I have just returned from a busy travel schedule that only confirmed that our main macro scenario,
"The Four Horsemen", is indeed working its way through the global economy.
• Quantity of money: collapsing
• Price of money: rising fast
• Globalisation: collapsing
• Price of energy: rising (and acting as a tax on consumers)
The price of energy has corrected since we initiated the Four Horsemen, but the full impact of the past rise in prices is clearly being felt in global consumption, along with a “credit cake” that is its smallest in decades and a Federal Reserve that is more aggressive than any since the Volcker Fed of the '80s.
How do we get on from here? More downside? More risk-off? I think the timing is becoming clear:
Q4 will be more risk-off; we see a US Dollar Index peak coming in December (along with a "dovish Fed hike") and China finally bringing some major stimulus online. The China of 2018 has largely been on pause while local business people and bureaucrats awaited the next phase in the country's industrial revolution. What we often fail to appreciate in the West is how Chinese sees its recent history as 30 years of struggle during the reign of Mao Zedong followed by 40 years of "reforms and opening" led by Deng Xiaoping’s 1989 decision.
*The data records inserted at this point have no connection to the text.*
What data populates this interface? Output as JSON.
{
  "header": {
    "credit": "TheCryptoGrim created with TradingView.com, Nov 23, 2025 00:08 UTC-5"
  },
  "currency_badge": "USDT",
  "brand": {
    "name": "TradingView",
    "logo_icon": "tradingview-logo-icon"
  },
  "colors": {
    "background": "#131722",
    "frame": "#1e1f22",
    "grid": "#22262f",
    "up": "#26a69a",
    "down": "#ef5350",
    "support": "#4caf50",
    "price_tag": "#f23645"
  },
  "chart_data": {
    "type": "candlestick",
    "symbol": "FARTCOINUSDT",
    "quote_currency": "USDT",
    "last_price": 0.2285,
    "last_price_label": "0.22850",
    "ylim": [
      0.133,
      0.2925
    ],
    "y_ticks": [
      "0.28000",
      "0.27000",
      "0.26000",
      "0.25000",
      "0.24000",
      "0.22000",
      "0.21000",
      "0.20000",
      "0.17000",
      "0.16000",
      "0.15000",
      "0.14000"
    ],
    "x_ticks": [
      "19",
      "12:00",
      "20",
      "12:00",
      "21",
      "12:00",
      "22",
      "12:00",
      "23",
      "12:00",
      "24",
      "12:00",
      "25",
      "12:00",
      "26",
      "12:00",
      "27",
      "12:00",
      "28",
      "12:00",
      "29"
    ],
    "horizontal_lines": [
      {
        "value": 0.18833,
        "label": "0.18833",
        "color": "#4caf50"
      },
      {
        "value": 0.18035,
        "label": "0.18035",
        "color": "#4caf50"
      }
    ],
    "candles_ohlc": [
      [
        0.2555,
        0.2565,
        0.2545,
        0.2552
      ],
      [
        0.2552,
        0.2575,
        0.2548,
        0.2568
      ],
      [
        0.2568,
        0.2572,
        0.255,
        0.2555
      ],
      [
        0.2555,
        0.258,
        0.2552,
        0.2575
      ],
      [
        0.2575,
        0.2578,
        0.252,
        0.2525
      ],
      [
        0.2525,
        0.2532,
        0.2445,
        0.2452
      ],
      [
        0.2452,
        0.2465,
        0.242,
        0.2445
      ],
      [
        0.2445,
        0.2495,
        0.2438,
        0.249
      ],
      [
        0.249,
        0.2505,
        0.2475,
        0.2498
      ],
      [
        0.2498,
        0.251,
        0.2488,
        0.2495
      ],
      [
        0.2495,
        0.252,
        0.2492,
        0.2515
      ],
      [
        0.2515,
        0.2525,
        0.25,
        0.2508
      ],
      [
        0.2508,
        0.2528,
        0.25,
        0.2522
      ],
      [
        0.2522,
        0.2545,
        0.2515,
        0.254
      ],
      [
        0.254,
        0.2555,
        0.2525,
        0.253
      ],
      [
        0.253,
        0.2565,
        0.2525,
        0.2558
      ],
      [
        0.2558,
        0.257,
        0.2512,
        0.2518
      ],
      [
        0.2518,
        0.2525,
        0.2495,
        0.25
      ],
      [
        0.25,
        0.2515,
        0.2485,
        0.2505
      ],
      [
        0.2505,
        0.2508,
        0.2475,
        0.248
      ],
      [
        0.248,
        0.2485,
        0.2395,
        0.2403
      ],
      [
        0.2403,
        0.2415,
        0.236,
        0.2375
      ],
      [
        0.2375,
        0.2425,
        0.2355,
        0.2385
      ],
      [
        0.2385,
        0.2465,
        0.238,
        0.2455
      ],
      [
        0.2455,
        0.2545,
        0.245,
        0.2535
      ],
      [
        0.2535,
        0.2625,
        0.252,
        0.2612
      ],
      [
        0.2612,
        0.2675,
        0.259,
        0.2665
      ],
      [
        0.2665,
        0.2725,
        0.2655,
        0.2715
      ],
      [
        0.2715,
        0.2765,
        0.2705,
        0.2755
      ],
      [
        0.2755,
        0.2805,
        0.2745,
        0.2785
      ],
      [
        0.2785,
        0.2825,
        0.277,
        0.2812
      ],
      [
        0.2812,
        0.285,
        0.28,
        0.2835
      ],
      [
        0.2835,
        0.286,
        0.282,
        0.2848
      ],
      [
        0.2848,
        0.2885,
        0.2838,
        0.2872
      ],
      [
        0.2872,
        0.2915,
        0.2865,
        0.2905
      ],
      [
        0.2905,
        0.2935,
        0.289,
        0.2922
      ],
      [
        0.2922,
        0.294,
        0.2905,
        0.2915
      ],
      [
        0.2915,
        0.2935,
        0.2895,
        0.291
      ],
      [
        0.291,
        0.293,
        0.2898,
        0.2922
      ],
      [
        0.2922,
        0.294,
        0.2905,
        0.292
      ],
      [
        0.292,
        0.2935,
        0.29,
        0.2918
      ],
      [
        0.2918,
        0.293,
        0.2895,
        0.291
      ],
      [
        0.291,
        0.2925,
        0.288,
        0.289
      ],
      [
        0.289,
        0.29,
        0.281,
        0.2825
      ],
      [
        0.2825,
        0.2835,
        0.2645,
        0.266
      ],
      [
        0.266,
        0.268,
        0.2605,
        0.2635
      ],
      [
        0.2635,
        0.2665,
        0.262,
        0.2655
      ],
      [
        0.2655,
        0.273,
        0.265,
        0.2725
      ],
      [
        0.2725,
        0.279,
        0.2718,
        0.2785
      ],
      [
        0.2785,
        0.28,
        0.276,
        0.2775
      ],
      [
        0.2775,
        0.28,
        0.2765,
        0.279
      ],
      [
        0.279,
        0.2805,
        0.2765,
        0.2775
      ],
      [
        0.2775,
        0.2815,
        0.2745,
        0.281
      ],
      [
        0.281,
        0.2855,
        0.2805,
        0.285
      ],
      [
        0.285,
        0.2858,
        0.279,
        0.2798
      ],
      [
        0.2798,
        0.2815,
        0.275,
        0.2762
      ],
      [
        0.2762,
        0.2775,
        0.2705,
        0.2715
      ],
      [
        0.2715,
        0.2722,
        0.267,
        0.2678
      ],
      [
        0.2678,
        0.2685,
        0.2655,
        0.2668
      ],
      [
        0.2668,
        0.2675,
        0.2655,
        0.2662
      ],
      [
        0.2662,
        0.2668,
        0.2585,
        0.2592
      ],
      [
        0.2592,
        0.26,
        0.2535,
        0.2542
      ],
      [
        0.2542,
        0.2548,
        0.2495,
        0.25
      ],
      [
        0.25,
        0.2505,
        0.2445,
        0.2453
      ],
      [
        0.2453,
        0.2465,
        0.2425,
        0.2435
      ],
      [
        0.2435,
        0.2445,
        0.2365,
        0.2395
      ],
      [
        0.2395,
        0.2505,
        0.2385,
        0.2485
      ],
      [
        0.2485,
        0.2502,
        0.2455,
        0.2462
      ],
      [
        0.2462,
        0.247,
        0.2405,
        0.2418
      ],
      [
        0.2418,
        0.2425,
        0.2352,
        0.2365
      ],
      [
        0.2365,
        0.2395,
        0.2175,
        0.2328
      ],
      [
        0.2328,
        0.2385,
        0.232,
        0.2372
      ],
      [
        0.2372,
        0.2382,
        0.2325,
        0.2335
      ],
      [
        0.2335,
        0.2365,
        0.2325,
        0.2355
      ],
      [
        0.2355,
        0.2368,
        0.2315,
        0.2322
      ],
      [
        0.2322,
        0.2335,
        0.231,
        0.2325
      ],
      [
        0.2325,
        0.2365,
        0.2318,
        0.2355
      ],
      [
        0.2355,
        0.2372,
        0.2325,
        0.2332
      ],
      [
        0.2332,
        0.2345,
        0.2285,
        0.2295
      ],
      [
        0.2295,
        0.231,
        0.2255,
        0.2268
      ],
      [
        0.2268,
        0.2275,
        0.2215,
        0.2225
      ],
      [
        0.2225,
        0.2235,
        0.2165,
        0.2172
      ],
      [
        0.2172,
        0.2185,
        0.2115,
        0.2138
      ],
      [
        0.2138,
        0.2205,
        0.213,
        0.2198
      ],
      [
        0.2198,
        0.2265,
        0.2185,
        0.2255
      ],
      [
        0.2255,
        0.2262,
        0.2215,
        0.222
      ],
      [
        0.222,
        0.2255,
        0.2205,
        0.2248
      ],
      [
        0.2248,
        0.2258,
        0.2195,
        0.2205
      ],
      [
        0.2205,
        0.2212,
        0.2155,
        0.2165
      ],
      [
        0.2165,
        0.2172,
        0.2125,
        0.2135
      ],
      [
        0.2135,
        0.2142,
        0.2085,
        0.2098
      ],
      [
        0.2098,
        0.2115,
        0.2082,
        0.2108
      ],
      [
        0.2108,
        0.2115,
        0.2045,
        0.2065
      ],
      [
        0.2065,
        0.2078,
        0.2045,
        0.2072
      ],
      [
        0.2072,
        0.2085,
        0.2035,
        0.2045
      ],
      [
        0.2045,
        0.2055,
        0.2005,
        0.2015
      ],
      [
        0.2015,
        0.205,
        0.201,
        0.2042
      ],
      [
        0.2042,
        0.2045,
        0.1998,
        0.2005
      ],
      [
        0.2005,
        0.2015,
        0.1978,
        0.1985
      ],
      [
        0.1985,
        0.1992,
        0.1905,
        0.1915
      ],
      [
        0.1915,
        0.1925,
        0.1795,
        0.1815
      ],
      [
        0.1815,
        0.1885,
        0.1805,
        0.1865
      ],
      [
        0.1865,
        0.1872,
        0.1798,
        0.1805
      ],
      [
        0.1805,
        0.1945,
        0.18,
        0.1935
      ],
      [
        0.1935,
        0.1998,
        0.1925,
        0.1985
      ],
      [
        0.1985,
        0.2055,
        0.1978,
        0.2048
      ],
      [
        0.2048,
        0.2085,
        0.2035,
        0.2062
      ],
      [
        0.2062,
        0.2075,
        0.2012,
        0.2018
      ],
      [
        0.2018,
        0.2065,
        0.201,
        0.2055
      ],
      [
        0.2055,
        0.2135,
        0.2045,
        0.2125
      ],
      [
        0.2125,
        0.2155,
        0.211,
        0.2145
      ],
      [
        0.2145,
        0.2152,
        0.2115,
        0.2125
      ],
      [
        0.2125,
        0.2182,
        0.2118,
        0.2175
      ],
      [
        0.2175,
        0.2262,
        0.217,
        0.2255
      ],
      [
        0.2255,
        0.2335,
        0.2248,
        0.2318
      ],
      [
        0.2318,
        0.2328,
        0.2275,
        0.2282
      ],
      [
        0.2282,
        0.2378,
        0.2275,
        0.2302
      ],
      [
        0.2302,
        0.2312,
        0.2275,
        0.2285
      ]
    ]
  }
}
In other words, China’s past 70 years has seen the country follow two paths: one of hardship and one of changes. Now, the “third way” or the phase between now and the PRC's 100-year anniversary in 2049 needs to be decided.
While I was in China last, two major catalysts were triggered:
First,
President Xi reached out the private sector in a near-180 degree turnaround from earlier policy. This is clear sign that the private sector needs to play a role in the third period, which will most likely be called something like "opening up with Chinese characteristics". The big question that remains is whether the country's wary private sector will be calmed by the Party's recent endorsement, including tax cuts and
substantial policy support.
Second, the party's endorsement of Chinese business was a public acknowledgment that the 40th anniversary of Deng’s policy would be celebrated. This was seen as critical in confirming that Beijing would embrace “opening up and reforms”.
In my view, much of the bad data seen in 2018 came from this “indecision” – the lack of clear signs on Beijing's commitment to reforms saw companies and bureaucrats holding back. This should now clear the air, as the
following recent release from XinhuaNet illustrates:
"
Xi Jinping, general secretary of the Central Committee of the Communist Party of China (CPC), presided over the fifth meeting of the central committee for deepening overall reform Wednesday. Xi, also Chinese president, chairman of the Central Military Commission, and head of the central committee for deepening overall reform, called for "holding high the banner of reform and opening-up and achieving the overall goal in improving and developing the system of socialism with Chinese characteristics and modernizing China's system and capacity for governance. He also urged more efforts to keep advancing the reform and opening-up in the new era.
To celebrate the 40th anniversary, concrete actions are needed in facilitating reform implementation," said the document, adding that local authorities should take tough action against the practice of 'formalities for formalities' sake' and bureaucratic."
These two changes leave me relatively confident that China will follow our predicted pick-up from Q1'19.